Immunohistochemical assessment
At the third day after SCI, different groups mice were deeply anesthetized with 10 % chloralic hydras (3.5 ml/kg, i.p.) and perfused with 0.9 % NaCl, followed by 4 % paraformaldehyde in 0.01 M phosphate-buffered saline (PBS, pH= 7.4). Spinal cord segments near the lesion epicenter were collected. Three transverse paraffin sections (25μm thick) were mounted on poly-L-lysinecoated slides. For immunohistochemical analysis, deparaffinized sections were incubated with H2O2 and methanol for 10 min to block endogenous peroxidase, and then incubated for 30 min with serum-blocking solution. The sections were then incubated with primary antibodies of CD73 (1:100, Abcam, ab175396), GSDMD (1:100, Abcam, ab210070) and CASP-1 (1:100, Abcam, ab1872) for 1 h, followed by incubation with HRP-conjugated anti-rabbit secondary antibodies for 30 min. Bound antibodies were visualized by incubation with DAB for 10 min. All images were captured using a Nikon ECLIPSE Ti microscope (Nikon, Japan).
Immunofluorescence assessment
Spinal cord tissue samples were harvested as described above. BV2 cell samples were fixed with 4 % paraformaldehyde in 0.1 M phosphate buffer (pH 7.4) for 15 min after the treatment described in cell cultures. Then all samples were blocked for 1 h with 1 % bovine serum albumin containing 0.3 % Triton X-100, followed by incubation (overnight at 4 °C) with GSDMD (1:100, Abcam, ab210070) and CASP-1 (1:100, Abcam, ab1872) the primary antibodies. Then all the samples were incubated (for 2 h at room temperature) with their respective secondary antibody: Dylight (Dy)488- and Dy594-conjugated secondary antibodies (all 1:1000; Jackson ImmunoResearch, West Grove, PA). All images were acquired using Nikon ECLIPSE Ti microscope (Nikon, Japan).

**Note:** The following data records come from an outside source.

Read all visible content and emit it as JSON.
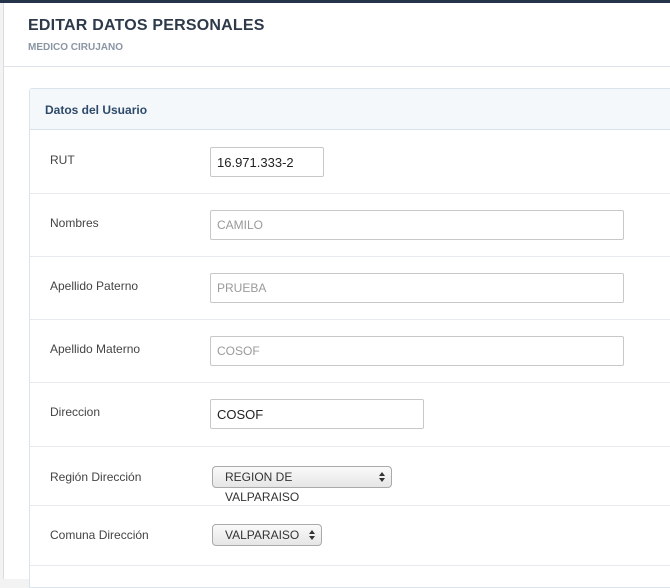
{
  "header": {
    "title": "EDITAR DATOS PERSONALES",
    "subtitle": "MEDICO CIRUJANO"
  },
  "panel": {
    "title": "Datos del Usuario"
  },
  "form": {
    "rut": {
      "label": "RUT",
      "value": "16.971.333-2"
    },
    "nombres": {
      "label": "Nombres",
      "value": "CAMILO"
    },
    "apellido_paterno": {
      "label": "Apellido Paterno",
      "value": "PRUEBA"
    },
    "apellido_materno": {
      "label": "Apellido Materno",
      "value": "COSOF"
    },
    "direccion": {
      "label": "Direccion",
      "value": "COSOF"
    },
    "region": {
      "label": "Región Dirección",
      "selected": "REGION DE VALPARAISO"
    },
    "comuna": {
      "label": "Comuna Dirección",
      "selected": "VALPARAISO"
    }
  },
  "colors": {
    "top_bar": "#26344b",
    "title": "#2e3a4a",
    "panel_title": "#2e4a6a"
  }
}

Promoter cloning and generation of Dual-luciferase reporter assay
A -2000/+200bp mouse GSDMD promoter of C57BL/6J mouse genomic DNA was cloned and inserted in the pGL3 basic vector (Promega, Madison, WI, USA). Further deletion generated -1450/+200bp, -900/+200bp, -300/+200bp, +50/+200bp reporter plasmids. Mutant GSDMD reporter plasmids were generated based on -300/+200bp plasmid. BV2 cells were cotransfected with luciferase reporter plasmids, pRL-TK reporter plasmid (control reporter), and foxo1 plasmid (pc-foxo1). After transfection for 24 hours, cells were harvested and measured using the toolVeritas 9100-002 (Turner BioSystems, Sunnyvale,CA, USA), and luciferase activity was divided by the Renilla luciferase activity to normalize for transfection efficiency.

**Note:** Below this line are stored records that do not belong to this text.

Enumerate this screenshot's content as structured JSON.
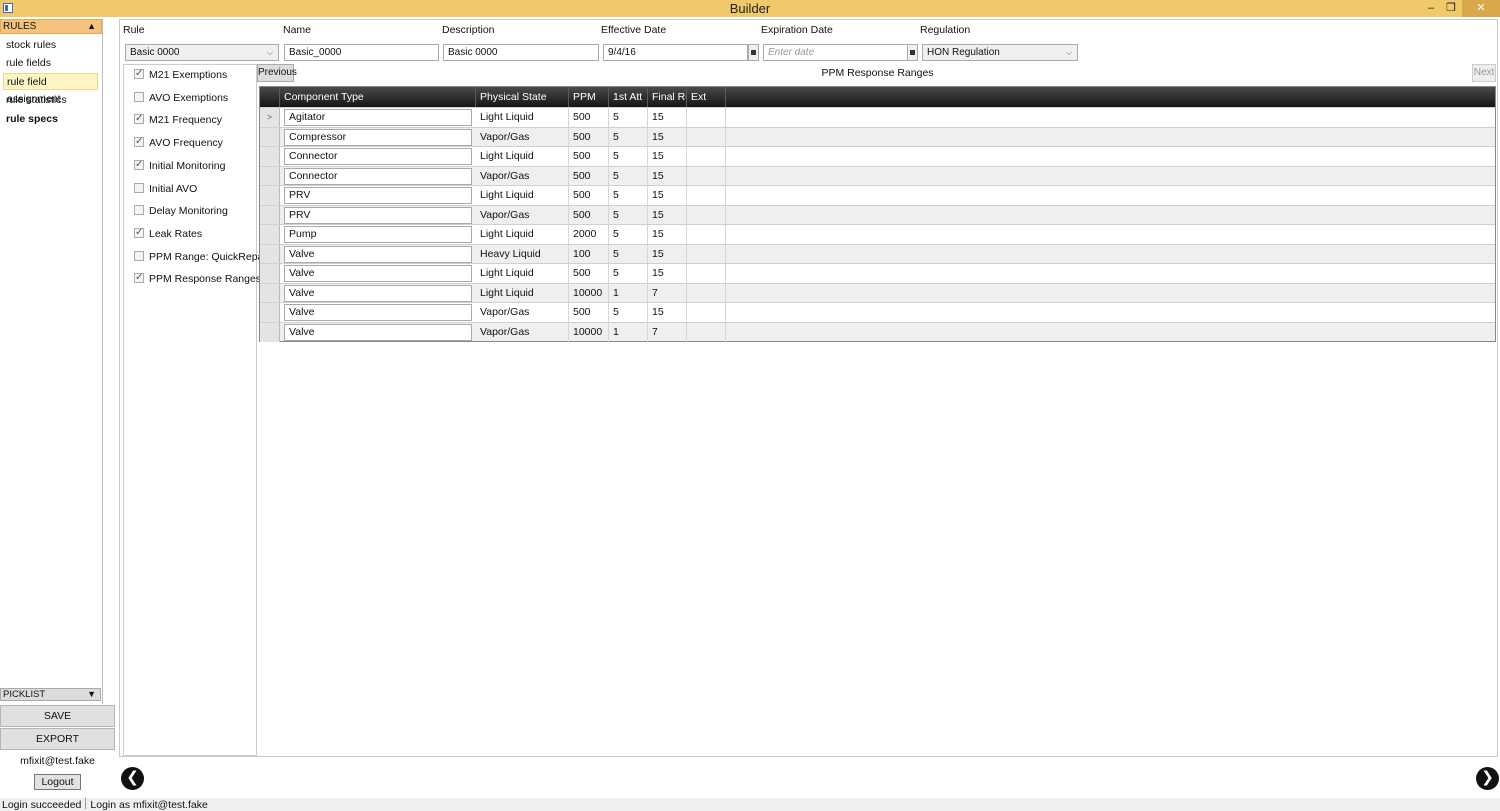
{
  "window": {
    "title": "Builder",
    "minimize": "‒",
    "maximize": "❐",
    "close": "✕"
  },
  "sidebar": {
    "header": "RULES",
    "items": [
      {
        "label": "stock rules"
      },
      {
        "label": "rule fields"
      },
      {
        "label": "rule field assignment"
      },
      {
        "label": "rule statistics"
      },
      {
        "label": "rule specs"
      }
    ],
    "picklist": "PICKLIST",
    "save": "SAVE",
    "export": "EXPORT",
    "user": "mfixit@test.fake",
    "logout": "Logout"
  },
  "form": {
    "rule_label": "Rule",
    "rule_value": "Basic 0000",
    "name_label": "Name",
    "name_value": "Basic_0000",
    "description_label": "Description",
    "description_value": "Basic 0000",
    "effective_label": "Effective Date",
    "effective_value": "9/4/16",
    "expiration_label": "Expiration Date",
    "expiration_placeholder": "Enter date",
    "regulation_label": "Regulation",
    "regulation_value": "HON Regulation"
  },
  "checklist": [
    {
      "label": "M21 Exemptions",
      "checked": true
    },
    {
      "label": "AVO Exemptions",
      "checked": false
    },
    {
      "label": "M21 Frequency",
      "checked": true
    },
    {
      "label": "AVO Frequency",
      "checked": true
    },
    {
      "label": "Initial Monitoring",
      "checked": true
    },
    {
      "label": "Initial AVO",
      "checked": false
    },
    {
      "label": "Delay Monitoring",
      "checked": false
    },
    {
      "label": "Leak Rates",
      "checked": true
    },
    {
      "label": "PPM Range: QuickRepair",
      "checked": false
    },
    {
      "label": "PPM Response Ranges",
      "checked": true
    }
  ],
  "grid": {
    "previous": "Previous",
    "next": "Next",
    "title": "PPM Response Ranges",
    "columns": [
      "Component Type",
      "Physical State",
      "PPM",
      "1st Att",
      "Final Re",
      "Ext"
    ],
    "rows": [
      [
        "Agitator",
        "Light Liquid",
        "500",
        "5",
        "15",
        ""
      ],
      [
        "Compressor",
        "Vapor/Gas",
        "500",
        "5",
        "15",
        ""
      ],
      [
        "Connector",
        "Light Liquid",
        "500",
        "5",
        "15",
        ""
      ],
      [
        "Connector",
        "Vapor/Gas",
        "500",
        "5",
        "15",
        ""
      ],
      [
        "PRV",
        "Light Liquid",
        "500",
        "5",
        "15",
        ""
      ],
      [
        "PRV",
        "Vapor/Gas",
        "500",
        "5",
        "15",
        ""
      ],
      [
        "Pump",
        "Light Liquid",
        "2000",
        "5",
        "15",
        ""
      ],
      [
        "Valve",
        "Heavy Liquid",
        "100",
        "5",
        "15",
        ""
      ],
      [
        "Valve",
        "Light Liquid",
        "500",
        "5",
        "15",
        ""
      ],
      [
        "Valve",
        "Light Liquid",
        "10000",
        "1",
        "7",
        ""
      ],
      [
        "Valve",
        "Vapor/Gas",
        "500",
        "5",
        "15",
        ""
      ],
      [
        "Valve",
        "Vapor/Gas",
        "10000",
        "1",
        "7",
        ""
      ]
    ],
    "selected_marker": ">"
  },
  "bottom": {
    "back": "❮",
    "forward": "❯"
  },
  "status": {
    "left": "Login succeeded",
    "right": "Login as mfixit@test.fake"
  }
}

Chromatin Immunoprecipitation assay
ChIP assay was performed using a ChIP assay kit (Abcam, Cambridge, UK) according to the manufacturer’s protocol. In brief, primary antibodies of foxo1 (1:500, CST, 2880) or IgG (1:500, Abcam, ab172730) were used. DNA–protein cross-linking complexes were collected, and purified DNA was subjected to qPCR with SYBR Green PCR Master Mix (ThermoFisher, CA, USA).
Statistical analysis
All results are expressed as mean ± standard deviation.Student’s unpaired t tests and two-way analysis of variance (ANOVA) followed by Dunnett’s test were used to analyze data. A p value of less than 0.05 was considered to be statistically significant. All statistical analyses were done with the SPSS 14.0 software.